There are too many things that can effect your queries per second, please do not trust my data without testing yourself. I post my speed test result here to help someone to estimate the qps with current (2018-09) mysql database and machine. In my test the data size is less than server memory (that dramatically reduces IO and enhances performance a lot).

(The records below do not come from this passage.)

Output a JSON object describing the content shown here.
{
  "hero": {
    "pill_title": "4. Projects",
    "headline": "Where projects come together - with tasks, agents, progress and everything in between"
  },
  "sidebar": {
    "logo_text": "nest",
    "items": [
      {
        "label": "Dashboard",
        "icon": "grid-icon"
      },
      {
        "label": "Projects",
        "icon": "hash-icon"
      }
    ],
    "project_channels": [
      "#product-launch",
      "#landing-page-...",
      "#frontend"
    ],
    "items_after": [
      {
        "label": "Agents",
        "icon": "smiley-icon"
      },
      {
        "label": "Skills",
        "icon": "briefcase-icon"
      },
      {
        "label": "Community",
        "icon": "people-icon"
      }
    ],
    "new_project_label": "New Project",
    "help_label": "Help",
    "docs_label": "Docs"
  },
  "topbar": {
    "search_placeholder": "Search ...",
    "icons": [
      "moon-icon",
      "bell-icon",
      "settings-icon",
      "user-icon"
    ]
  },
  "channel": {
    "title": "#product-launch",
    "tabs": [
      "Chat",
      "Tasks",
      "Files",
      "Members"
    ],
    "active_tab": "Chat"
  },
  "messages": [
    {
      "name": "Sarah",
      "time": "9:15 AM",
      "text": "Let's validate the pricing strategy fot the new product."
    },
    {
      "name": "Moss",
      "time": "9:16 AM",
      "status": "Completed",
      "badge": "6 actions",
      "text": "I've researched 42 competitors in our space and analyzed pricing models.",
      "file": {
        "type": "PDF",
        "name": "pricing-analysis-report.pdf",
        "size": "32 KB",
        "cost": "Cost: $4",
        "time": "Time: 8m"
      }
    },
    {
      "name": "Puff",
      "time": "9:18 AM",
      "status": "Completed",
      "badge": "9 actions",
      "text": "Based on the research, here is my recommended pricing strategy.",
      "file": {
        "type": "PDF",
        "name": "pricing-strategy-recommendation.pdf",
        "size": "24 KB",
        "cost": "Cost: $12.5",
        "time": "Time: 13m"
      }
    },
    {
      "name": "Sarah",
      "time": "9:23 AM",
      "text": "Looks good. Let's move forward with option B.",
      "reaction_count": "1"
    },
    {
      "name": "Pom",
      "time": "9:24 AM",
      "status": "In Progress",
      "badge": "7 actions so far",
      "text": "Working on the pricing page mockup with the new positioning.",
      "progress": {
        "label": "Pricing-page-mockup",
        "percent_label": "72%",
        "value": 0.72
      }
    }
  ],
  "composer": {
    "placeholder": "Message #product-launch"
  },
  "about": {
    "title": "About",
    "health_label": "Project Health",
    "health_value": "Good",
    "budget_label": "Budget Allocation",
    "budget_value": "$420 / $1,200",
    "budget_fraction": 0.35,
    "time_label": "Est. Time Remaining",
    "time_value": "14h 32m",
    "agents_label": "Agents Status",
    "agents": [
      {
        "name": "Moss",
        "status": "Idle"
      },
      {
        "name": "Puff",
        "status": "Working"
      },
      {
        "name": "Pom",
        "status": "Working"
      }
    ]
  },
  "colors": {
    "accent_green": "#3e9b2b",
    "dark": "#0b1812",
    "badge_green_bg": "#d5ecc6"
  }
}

I use a one cpu 3.75GB memory, 100GB ssd, gcp cloud mysql server instance and get:

  • 1 client, one sql one row read: 799 sql/second.
  • 50 clients, one sql one row read: 6403 sql/second.
  • 50 clients, one sql one row write: 4341 rows written, qps. 4341 sql/second.
  • 1 client, 30k row write per sql: 92109 written rows/s .
wazoox
  • 6,918
  • 4
  • 31
  • 63
bronze man
  • 121
  • 3
  • 1
    write qps test result (2018-11) gcp mysql 2cpu 7.5GB memory 150GB ssd serialization write 10 threads, 30k row write per sql, 7.0566GB table, the data key length is 45 bytes and value length is 9 bytes , get 154KB written rows per second, cpu 97.1% write qps 1406/s in gcp console. – bronze man Nov 20 '18 at 06:58
0

Judging by your comments, the biggest factor will be your data set size, or at least the size of the "hot" data set. 3,000qps or even 8,000qps on a 16-core server is not a problem at all as long as the server rarely has to go to the disk to satisfy the query. Once the active data set exceeds the amount of memory InnoDB is using to cache it, your performance will drop off rapidly.

Elliott
  • 328
  • 2
  • 4
0

For large "hot" datasets, it is probably worth the investment in time to convert to a "big data" scheme, it is what they are for. For example, if you have a vast quantity of data to retrieve, but you never rewrite, but only append new data, look at Apache Hive. Browse around, their is usually a flavor you can interface easily enough to existing code, that will also prevent the heartburn of running out of cache space.